[Draft 1] - Unconscionable Contracts Protocol


Milky White Thingy
TNP Nation
The World Assembly (WA),

Noting past resolutions on contracts such as GARs 205, 447 and 681;

Believing that there is a compelling public interest in regulating unconscionable contracts to protect the general public, as well as small businesses that enter into contracts without the benefit of competent legal advice;

The WA hereby enacts as follows:

  1. Definitions
    1. “Authority” means a competent authority of a WA state in charge of enforcement of this resolution.
    2. “Business” includes the supply of any goods and services by an individual or an entity.
    3. “Business” includes cases where an authority of a WA state deems the party to be holding themselves out as conducting a business.
    4. “Contract” includes written, verbal or other forms of contracting customary to that WA state.
    5. “Entity” includes entities controlled by WA states providing public services, but excludes entities of WA states carrying out regulatory functions.
    6. “WAJC” means the WA Judiciary Committee
    7. The singular form of any term in this resolution includes the plural form and vice versa, in particular the use of the words “contract” and “party”.

  1. Definitions of consumers.
    1. A party to a contract is deemed a “consumer” if it does not make the contract in the course of a business, and the other party making the contract does make the contract in the course of a business.
    2. An authority may deem a business to be a “consumer” if it finds that the business lacks the necessary scale, resources, or sophistication to enter into a contract as a business.

  1. Unconscionable contact.
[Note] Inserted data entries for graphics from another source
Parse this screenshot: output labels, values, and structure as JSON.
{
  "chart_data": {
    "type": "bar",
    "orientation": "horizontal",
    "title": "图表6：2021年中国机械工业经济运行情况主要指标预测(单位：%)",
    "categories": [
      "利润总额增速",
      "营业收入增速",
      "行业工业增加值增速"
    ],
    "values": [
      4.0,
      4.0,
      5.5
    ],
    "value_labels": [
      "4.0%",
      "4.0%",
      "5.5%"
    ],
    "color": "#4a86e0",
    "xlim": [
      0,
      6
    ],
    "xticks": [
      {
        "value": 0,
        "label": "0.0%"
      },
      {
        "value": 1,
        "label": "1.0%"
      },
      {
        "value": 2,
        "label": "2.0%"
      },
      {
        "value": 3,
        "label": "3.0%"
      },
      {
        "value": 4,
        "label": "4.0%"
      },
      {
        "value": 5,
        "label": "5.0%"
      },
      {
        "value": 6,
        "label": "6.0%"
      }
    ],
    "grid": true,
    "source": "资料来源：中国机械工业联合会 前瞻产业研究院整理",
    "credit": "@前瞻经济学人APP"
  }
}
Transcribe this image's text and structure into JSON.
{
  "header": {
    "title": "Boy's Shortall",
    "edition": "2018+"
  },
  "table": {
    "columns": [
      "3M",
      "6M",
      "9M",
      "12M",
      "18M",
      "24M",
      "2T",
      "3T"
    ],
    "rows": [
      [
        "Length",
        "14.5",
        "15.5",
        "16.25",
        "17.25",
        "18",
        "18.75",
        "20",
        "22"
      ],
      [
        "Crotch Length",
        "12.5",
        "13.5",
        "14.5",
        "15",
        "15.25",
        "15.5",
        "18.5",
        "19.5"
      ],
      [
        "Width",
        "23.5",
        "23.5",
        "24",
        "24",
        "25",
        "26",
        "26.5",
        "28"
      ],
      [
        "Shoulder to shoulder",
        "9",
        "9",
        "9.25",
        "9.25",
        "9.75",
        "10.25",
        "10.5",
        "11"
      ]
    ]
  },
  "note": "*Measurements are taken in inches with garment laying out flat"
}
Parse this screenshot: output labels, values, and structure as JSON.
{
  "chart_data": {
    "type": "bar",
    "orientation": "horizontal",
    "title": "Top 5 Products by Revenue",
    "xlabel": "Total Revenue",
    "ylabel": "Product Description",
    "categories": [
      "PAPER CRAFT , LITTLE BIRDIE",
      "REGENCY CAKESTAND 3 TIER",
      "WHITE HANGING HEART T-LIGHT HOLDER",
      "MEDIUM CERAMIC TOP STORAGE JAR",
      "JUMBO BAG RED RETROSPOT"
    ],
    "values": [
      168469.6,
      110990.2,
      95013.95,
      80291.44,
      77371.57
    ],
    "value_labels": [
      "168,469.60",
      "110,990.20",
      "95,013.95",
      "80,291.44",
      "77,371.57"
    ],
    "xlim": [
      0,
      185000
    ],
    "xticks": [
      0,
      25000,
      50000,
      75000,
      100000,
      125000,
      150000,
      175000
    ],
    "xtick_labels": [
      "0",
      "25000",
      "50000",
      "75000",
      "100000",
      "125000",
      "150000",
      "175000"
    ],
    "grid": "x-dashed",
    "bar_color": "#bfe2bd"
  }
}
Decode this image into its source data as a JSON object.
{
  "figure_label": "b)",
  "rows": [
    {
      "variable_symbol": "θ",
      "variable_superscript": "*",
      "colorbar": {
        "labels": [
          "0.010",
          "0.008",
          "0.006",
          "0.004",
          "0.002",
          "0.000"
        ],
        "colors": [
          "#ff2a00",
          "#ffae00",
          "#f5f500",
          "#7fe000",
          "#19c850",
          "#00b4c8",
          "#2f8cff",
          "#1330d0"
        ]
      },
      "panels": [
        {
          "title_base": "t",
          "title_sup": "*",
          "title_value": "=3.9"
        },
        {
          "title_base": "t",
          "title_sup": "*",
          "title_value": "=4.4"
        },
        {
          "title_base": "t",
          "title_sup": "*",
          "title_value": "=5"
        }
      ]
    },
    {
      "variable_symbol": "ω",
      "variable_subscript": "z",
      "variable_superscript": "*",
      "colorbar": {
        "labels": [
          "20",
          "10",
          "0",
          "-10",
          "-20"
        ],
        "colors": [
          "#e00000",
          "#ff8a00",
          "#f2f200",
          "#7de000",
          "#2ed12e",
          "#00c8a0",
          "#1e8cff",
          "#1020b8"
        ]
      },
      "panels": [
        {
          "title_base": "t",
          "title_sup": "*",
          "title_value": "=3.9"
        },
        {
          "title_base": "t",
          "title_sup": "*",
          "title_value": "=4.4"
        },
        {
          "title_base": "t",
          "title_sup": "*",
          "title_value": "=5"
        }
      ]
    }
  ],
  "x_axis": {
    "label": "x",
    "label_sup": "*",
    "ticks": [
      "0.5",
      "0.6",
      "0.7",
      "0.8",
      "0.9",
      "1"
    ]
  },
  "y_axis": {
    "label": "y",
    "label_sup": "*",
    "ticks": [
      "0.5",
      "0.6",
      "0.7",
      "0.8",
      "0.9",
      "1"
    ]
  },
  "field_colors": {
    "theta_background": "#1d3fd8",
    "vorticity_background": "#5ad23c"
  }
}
An authority is required to consider the following factors in determining if a contract is unconscionable:
    1. The relative bargaining power of the parties to the contract;
    2. The imposition of any requirements not reasonably necessary on the part of the consumer to protect the interests of the other party;
    3. The sophistication of the consumer in understanding the terms and conditions therein;
    4. The deliberate obfuscation of terms and conditions, such as through tiny fonts displayed on a small screen;
    5. The use (or misuse) of unfair tactics during negotiation;
    6. The conduct of the parties after the execution of the contract;
    7. The pricing of any goods and services provided (or not provided) under the contact compared to prices available elsewhere in the same (or similar) WA states;
    8. The circumstances of the unconscionability and whether such circumstances can be reasonably foreseen.

  1. Proof.
    1. It is up to the party claiming that a contract (in whole or in party) is unconscionable to prove that it is.
    2. National security or the enforcement of WA resolutions are valid defenses against a claim of unconscionable contract.

  1. Relief. If an authority of a WA state finds a contract between a consumer and a business unconscionable, it may determine that:
    1. The contract cannot be enforced in full or in part;
    2. Alter any part of a contract to avoid any results deemed unconscionable.

  1. Scope of relief.
    1. Relief under this resolution is limited to compensatory relief.
    2. This resolution does not regulate punitive damages. However, no WA state may impose punitive damages for breaches of this resolution on contracts entered into prior to the enactment of this resolution.

  1. Severability.
    1. A contract clause that is deemed unconscionable may only be severable if no one who is a party to a contract specifically benefits from such severance.
    2. This clause overrides severability provisions in all contracts.

  1. Choice of law.
    1. No WA may enforce choice of law provisions in any contract if this results in the contract being adjudicated in a non-WA state versus a WA state.
    2. No WA state may enforce contracts with exclusive jurisdiction in a non-WA state, or decisions regarding the contract from a non-WA state, if the said contract is deemed unconscionable in whole or in part by an authority of any WA state.
    3. This resolution is binding on all parties to a contract as long as one party to a contract is subject to the jurisdiction of a WA state.

  1. Jurisdiction.
    1. Each WA state is responsible for interpretation and enforcement of this resolution.
    2. In case of disputes over jurisdiction, or in case of conflicting rulings from different WA states over matters in this resolution, WAJC shall be the appellate court and shall consider all appeals on a de novo basis.
    3. WAJC may also accept appeals from non-WA state parties if such parties submit to WAJC jurisdiction.